In longitudinal data analysis, observation points of repeated measurements over time often vary among subjects except in well-designed experimental studies. Additionally, measurements for each subject are typically obtained at only a few time points. From such sparsely observed data, identifying underlying cluster structures can be challenging. This paper proposes a fast and simple clustering method that generalizes the classical $k$-means method to identify cluster centers in sparsely observed data. The proposed method employs the basis function expansion to model the cluster centers, providing an effective way to estimate cluster centers from fragmented data. We establish the statistical consistency of the proposed method, as with the classical $k$-means method. Through numerical experiments, we demonstrate that the proposed method performs competitively with, or even outperforms, existing clustering methods. Moreover, the proposed method offers significant gains in computational efficiency due to its simplicity. Applying the proposed method to real-world data illustrates its effectiveness in identifying cluster structures in sparsely observed data.

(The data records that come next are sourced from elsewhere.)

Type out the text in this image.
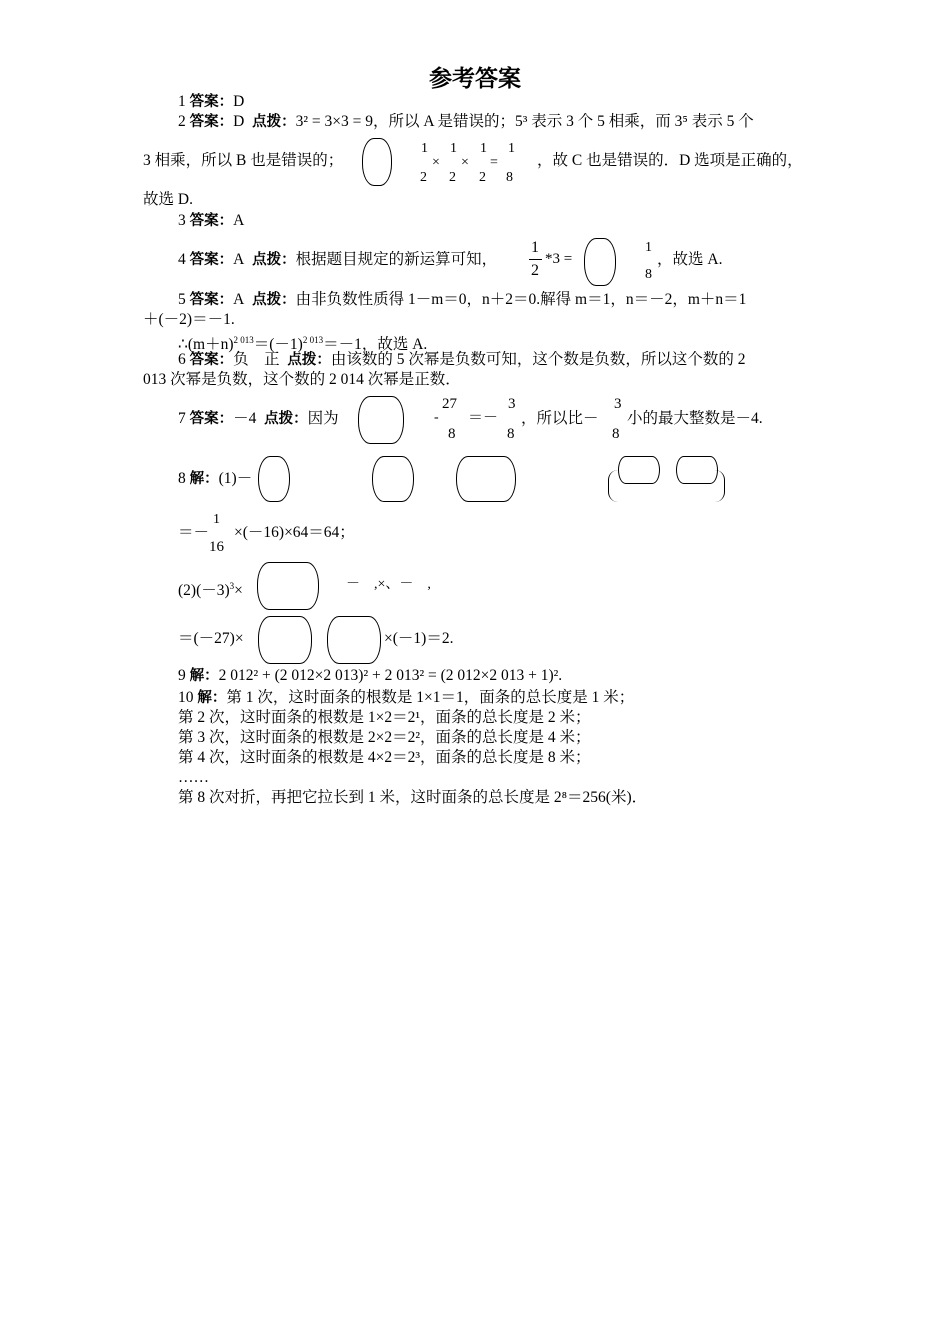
参考答案
1 答案：D
2 答案：D 点拨：3² = 3×3 = 9，所以 A 是错误的；5³ 表示 3 个 5 相乘，而 3⁵ 表示 5 个
3 相乘，所以 B 也是错误的；
1 1 1 1
2 2 2 8
× × =	，故 C 也是错误的．D 选项是正确的，
故选 D.
3 答案：A
4 答案：A 点拨：根据题目规定的新运算可知，
1
2
*3 =
1
8
，故选 A.
5 答案：A 点拨：由非负数性质得 1－m＝0，n＋2＝0.解得 m＝1，n＝－2，m＋n＝1
＋(－2)＝－1.
$\therefore(m+n)^{2 013}=(-1)^{2 013}=-1$，故选 A.
6 答案：负　正 点拨：由该数的 5 次幂是负数可知，这个数是负数，所以这个数的 2
013 次幂是负数，这个数的 2 014 次幂是正数．
7 答案：－4 点拨：因为	-
27
8
＝－
3
8
，所以比－
3
8
小的最大整数是－4.
8 解：(1)－
＝－
1
16
×(－16)×64＝64；
$(2)(-3)^3\times$	－　,×、－　,
＝(－27)×	×(－1)＝2.
9 解：2 012² + (2 012×2 013)² + 2 013² = (2 012×2 013 + 1)².
10 解：第 1 次，这时面条的根数是 1×1＝1，面条的总长度是 1 米；
第 2 次，这时面条的根数是 1×2＝2¹，面条的总长度是 2 米；
第 3 次，这时面条的根数是 2×2＝2²，面条的总长度是 4 米；
第 4 次，这时面条的根数是 4×2＝2³，面条的总长度是 8 米；
……
第 8 次对折，再把它拉长到 1 米，这时面条的总长度是 2⁸＝256(米)．
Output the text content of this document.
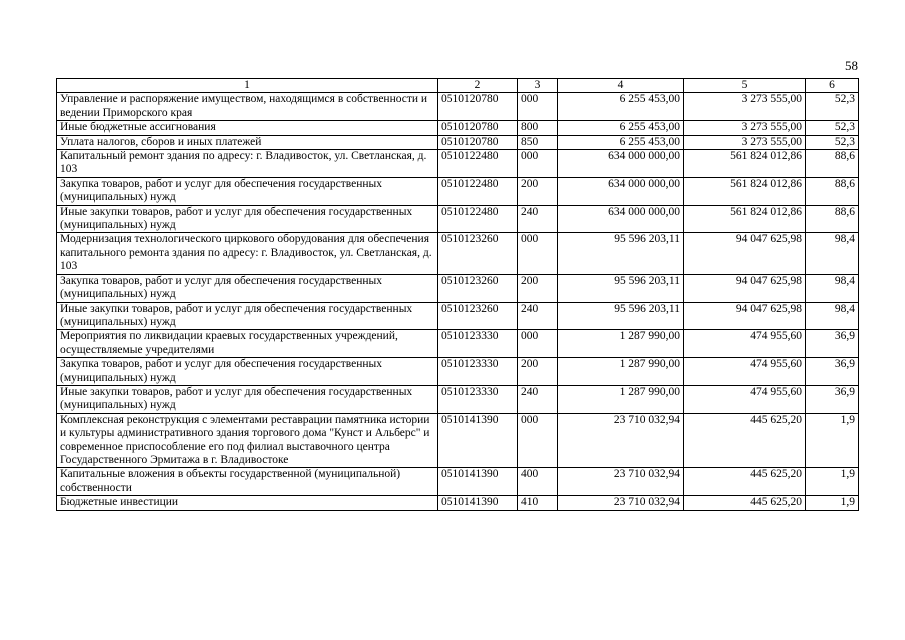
58
1	2	3	4	5	6
Управление и распоряжение имуществом, находящимся в собственности и ведении Приморского края	0510120780	000	6 255 453,00	3 273 555,00	52,3
Иные бюджетные ассигнования	0510120780	800	6 255 453,00	3 273 555,00	52,3
Уплата налогов, сборов и иных платежей	0510120780	850	6 255 453,00	3 273 555,00	52,3
Капитальный ремонт здания по адресу: г. Владивосток, ул. Светланская, д. 103	0510122480	000	634 000 000,00	561 824 012,86	88,6
Закупка товаров, работ и услуг для обеспечения государственных (муниципальных) нужд	0510122480	200	634 000 000,00	561 824 012,86	88,6
Иные закупки товаров, работ и услуг для обеспечения государственных (муниципальных) нужд	0510122480	240	634 000 000,00	561 824 012,86	88,6
Модернизация технологического циркового оборудования для обеспечения капитального ремонта здания по адресу: г. Владивосток, ул. Светланская, д. 103	0510123260	000	95 596 203,11	94 047 625,98	98,4
Закупка товаров, работ и услуг для обеспечения государственных (муниципальных) нужд	0510123260	200	95 596 203,11	94 047 625,98	98,4
Иные закупки товаров, работ и услуг для обеспечения государственных (муниципальных) нужд	0510123260	240	95 596 203,11	94 047 625,98	98,4
Мероприятия по ликвидации краевых государственных учреждений, осуществляемые учредителями	0510123330	000	1 287 990,00	474 955,60	36,9
Закупка товаров, работ и услуг для обеспечения государственных (муниципальных) нужд	0510123330	200	1 287 990,00	474 955,60	36,9
Иные закупки товаров, работ и услуг для обеспечения государственных (муниципальных) нужд	0510123330	240	1 287 990,00	474 955,60	36,9
Комплексная реконструкция с элементами реставрации памятника истории и культуры административного здания торгового дома "Кунст и Альберс" и современное приспособление его под филиал выставочного центра Государственного Эрмитажа в г. Владивостоке	0510141390	000	23 710 032,94	445 625,20	1,9
Капитальные вложения в объекты государственной (муниципальной) собственности	0510141390	400	23 710 032,94	445 625,20	1,9
Бюджетные инвестиции	0510141390	410	23 710 032,94	445 625,20	1,9
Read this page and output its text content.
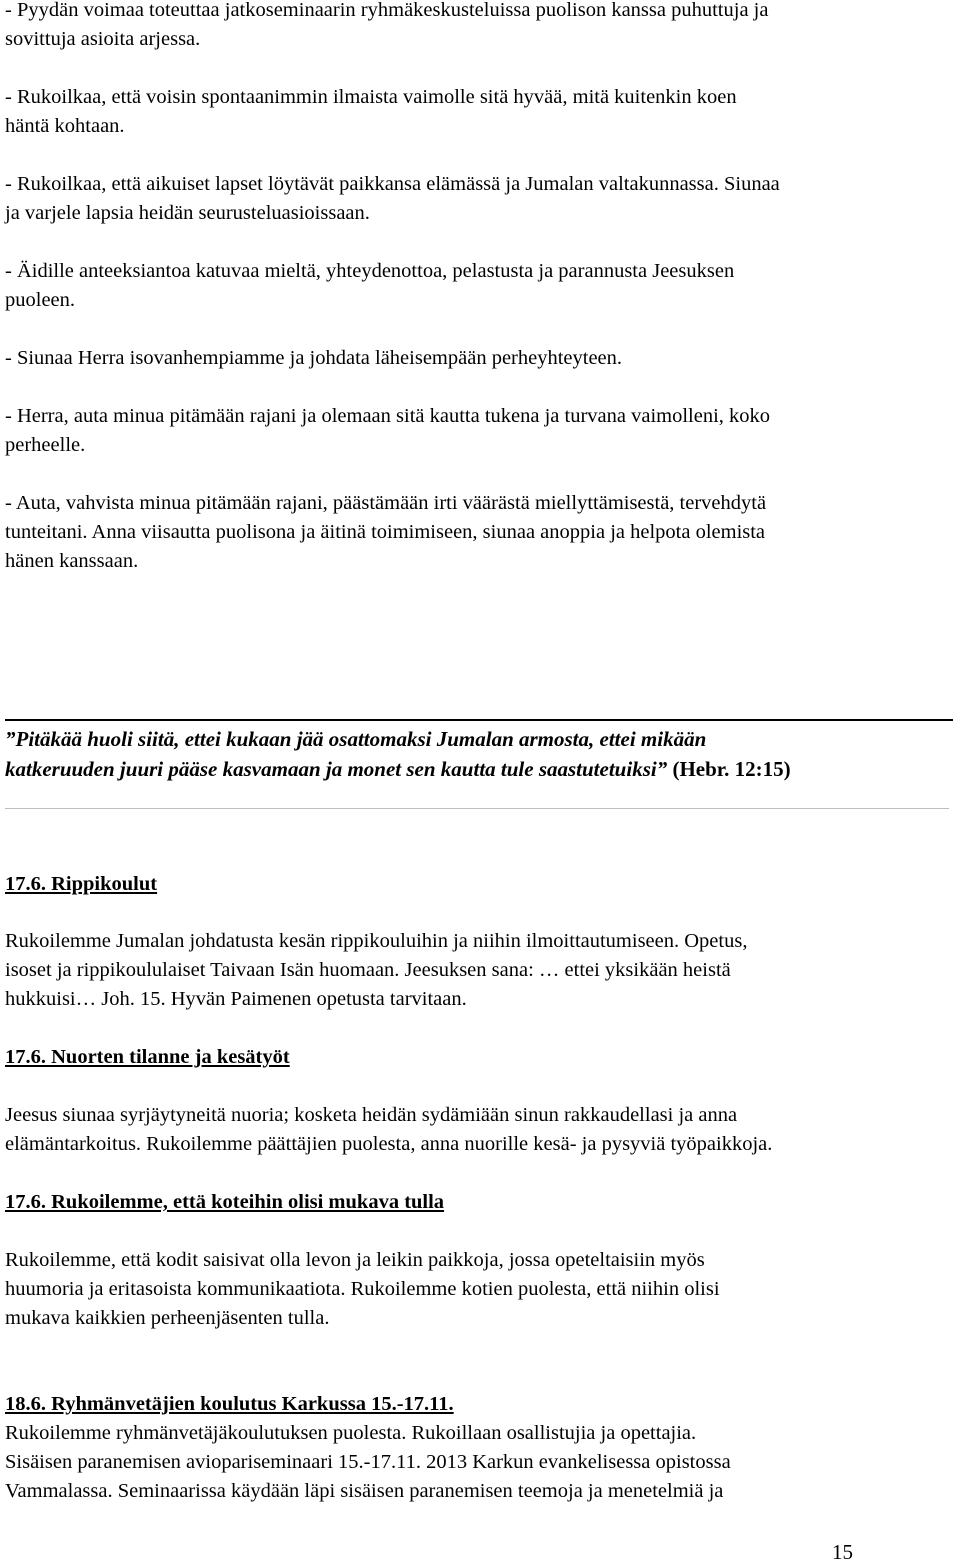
- Pyydän voimaa toteuttaa jatkoseminaarin ryhmäkeskusteluissa puolison kanssa puhuttuja ja

sovittuja asioita arjessa.

- Rukoilkaa, että voisin spontaanimmin ilmaista vaimolle sitä hyvää, mitä kuitenkin koen

häntä kohtaan.

- Rukoilkaa, että aikuiset lapset löytävät paikkansa elämässä ja Jumalan valtakunnassa. Siunaa

ja varjele lapsia heidän seurusteluasioissaan.

- Äidille anteeksiantoa katuvaa mieltä, yhteydenottoa, pelastusta ja parannusta Jeesuksen

puoleen.

- Siunaa Herra isovanhempiamme ja johdata läheisempään perheyhteyteen.

- Herra, auta minua pitämään rajani ja olemaan sitä kautta tukena ja turvana vaimolleni, koko

perheelle.

- Auta, vahvista minua pitämään rajani, päästämään irti väärästä miellyttämisestä, tervehdytä

tunteitani. Anna viisautta puolisona ja äitinä toimimiseen, siunaa anoppia ja helpota olemista

hänen kanssaan.

”Pitäkää huoli siitä, ettei kukaan jää osattomaksi Jumalan armosta, ettei mikään

katkeruuden juuri pääse kasvamaan ja monet sen kautta tule saastutetuiksi” (Hebr. 12:15)

17.6. Rippikoulut

Rukoilemme Jumalan johdatusta kesän rippikouluihin ja niihin ilmoittautumiseen. Opetus,

isoset ja rippikoululaiset Taivaan Isän huomaan. Jeesuksen sana: … ettei yksikään heistä

hukkuisi… Joh. 15. Hyvän Paimenen opetusta tarvitaan.

17.6. Nuorten tilanne ja kesätyöt

Jeesus siunaa syrjäytyneitä nuoria; kosketa heidän sydämiään sinun rakkaudellasi ja anna

elämäntarkoitus. Rukoilemme päättäjien puolesta, anna nuorille kesä- ja pysyviä työpaikkoja.

17.6. Rukoilemme, että koteihin olisi mukava tulla

Rukoilemme, että kodit saisivat olla levon ja leikin paikkoja, jossa opeteltaisiin myös

huumoria ja eritasoista kommunikaatiota. Rukoilemme kotien puolesta, että niihin olisi

mukava kaikkien perheenjäsenten tulla.

18.6. Ryhmänvetäjien koulutus Karkussa 15.-17.11.

Rukoilemme ryhmänvetäjäkoulutuksen puolesta. Rukoillaan osallistujia ja opettajia.

Sisäisen paranemisen aviopariseminaari 15.-17.11. 2013 Karkun evankelisessa opistossa

Vammalassa. Seminaarissa käydään läpi sisäisen paranemisen teemoja ja menetelmiä ja

15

翻译：在纵向数据分析中，除精心设计的实验研究外，重复测量随时间变化的观测点通常在不同个体间存在差异。此外，每个个体的测量通常仅在少数时间点获得。从这类稀疏观测数据中识别潜在的聚类结构可能具有挑战性。本文提出了一种快速而简单的聚类方法，将经典的$k$-均值方法推广至稀疏观测数据中的聚类中心识别。所提方法采用基函数展开对聚类中心进行建模，为从碎片化数据中估计聚类中心提供了有效途径。与经典$k$-均值方法类似，我们建立了所提方法的统计一致性。通过数值实验，我们证明所提方法在性能上与现有聚类方法相当甚至更优。此外，得益于其简洁性，所提方法在计算效率上具有显著优势。将所提方法应用于实际数据，验证了其在稀疏观测数据中识别聚类结构的有效性。